Shirase spent the next five years touring Japan, giving lectures. He sold his house in Tokyo, too—but it was not enough. During the years 1921 to 1924 Shirase returned to the Kuril Islands to put his knowledge of foxes to good use. By managing a fur farm he was able to earn some of the money owed. He returned to mainland Japan and grew his own vegetables to live off. Yet Shirase’s interest in Antarctica did not wane. In 1927 he finally met Amundsen, when the Norwegian visited the imperial family in Tokyo to show them the details of a planned flight over the North Geographic Pole.

In an attempt to gain wider recognition of the Japanese effort, Masakichi Ikeda appears to have assumed the role of the official expedition scientist. He sent a map to the Royal Geographic Society in London, incorporating the Japanese Antarctic findings with those of Amundsen. In it, Ikeda names two prominent mountains in King Edward VII Land as Mount Nobu and Mount Okuma, while the inlet at the eastern extremity of the Great Ice Barrier was declared to be Murakami Inlet, after one of the major expedition supporters—though it eventually became Okuma Bay.

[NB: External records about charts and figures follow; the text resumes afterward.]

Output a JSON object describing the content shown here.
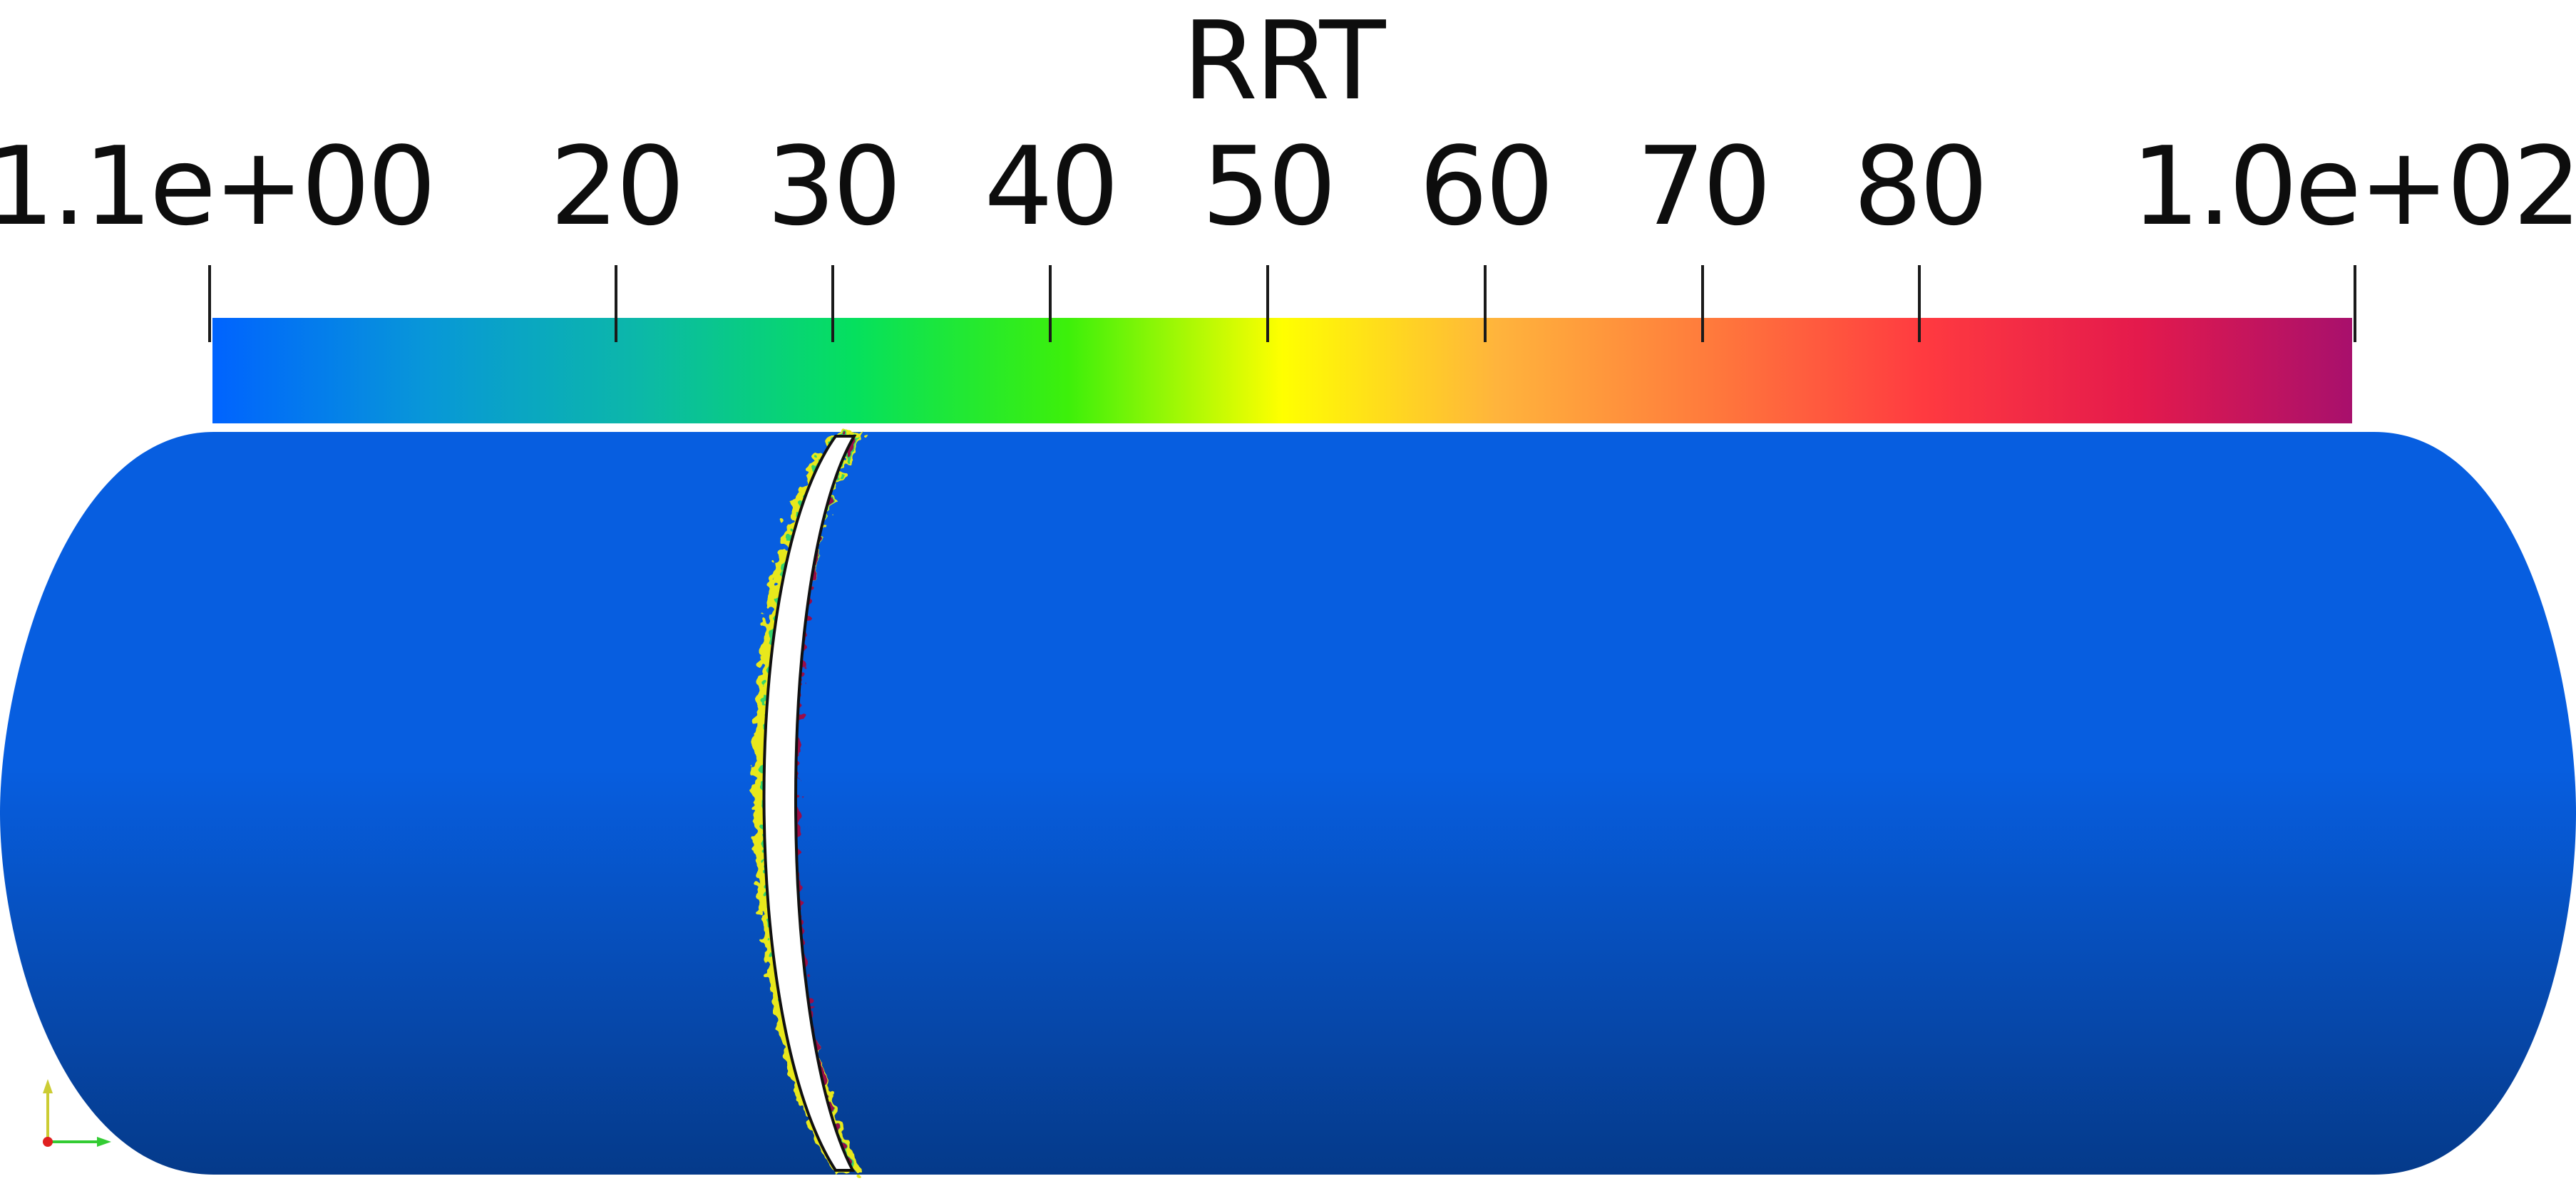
{
  "scalar_bar": {
    "title": "RRT",
    "range": [
      1.1,
      100
    ],
    "tick_labels": [
      "1.1e+00",
      "20",
      "30",
      "40",
      "50",
      "60",
      "70",
      "80",
      "1.0e+02"
    ],
    "tick_values": [
      1.1,
      20,
      30,
      40,
      50,
      60,
      70,
      80,
      100
    ],
    "colormap": [
      "#0063ff",
      "#0897d8",
      "#0cb8a8",
      "#05e05e",
      "#3df00a",
      "#ffff00",
      "#ffb43c",
      "#ff7a3c",
      "#ff3a40",
      "#e41a4c",
      "#a8106c"
    ]
  },
  "scene": {
    "vessel_color_top": "#075ee0",
    "vessel_color_bottom": "#053a8a",
    "lesion_high_color": "#9a0a4a",
    "lesion_ring_color": "#ffffff"
  },
  "axes_widget": {
    "x_color": "#33cc33",
    "y_color": "#cccc33",
    "origin_color": "#e02020"
  }
}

The map was duly noted, filed away in the archives, and forgotten. Indeed, the society and its most senior people seem to have ignored the expedition after this. The secretary of the RGS, Scott Keltie, wrote to Lord Curzon in September 1912 and remarked, unimpressed, ‘A member of the Japan Antarctic Expedition has sent to the President a note of some of their discoveries, which do not amount to very much. I suppose I had better acknowledge it?’ Sir Clements Markham’s history of polar exploration, Lands of Silence, makes no mention of the Japanese effort and no reports on their findings were made in the society’s journal for years.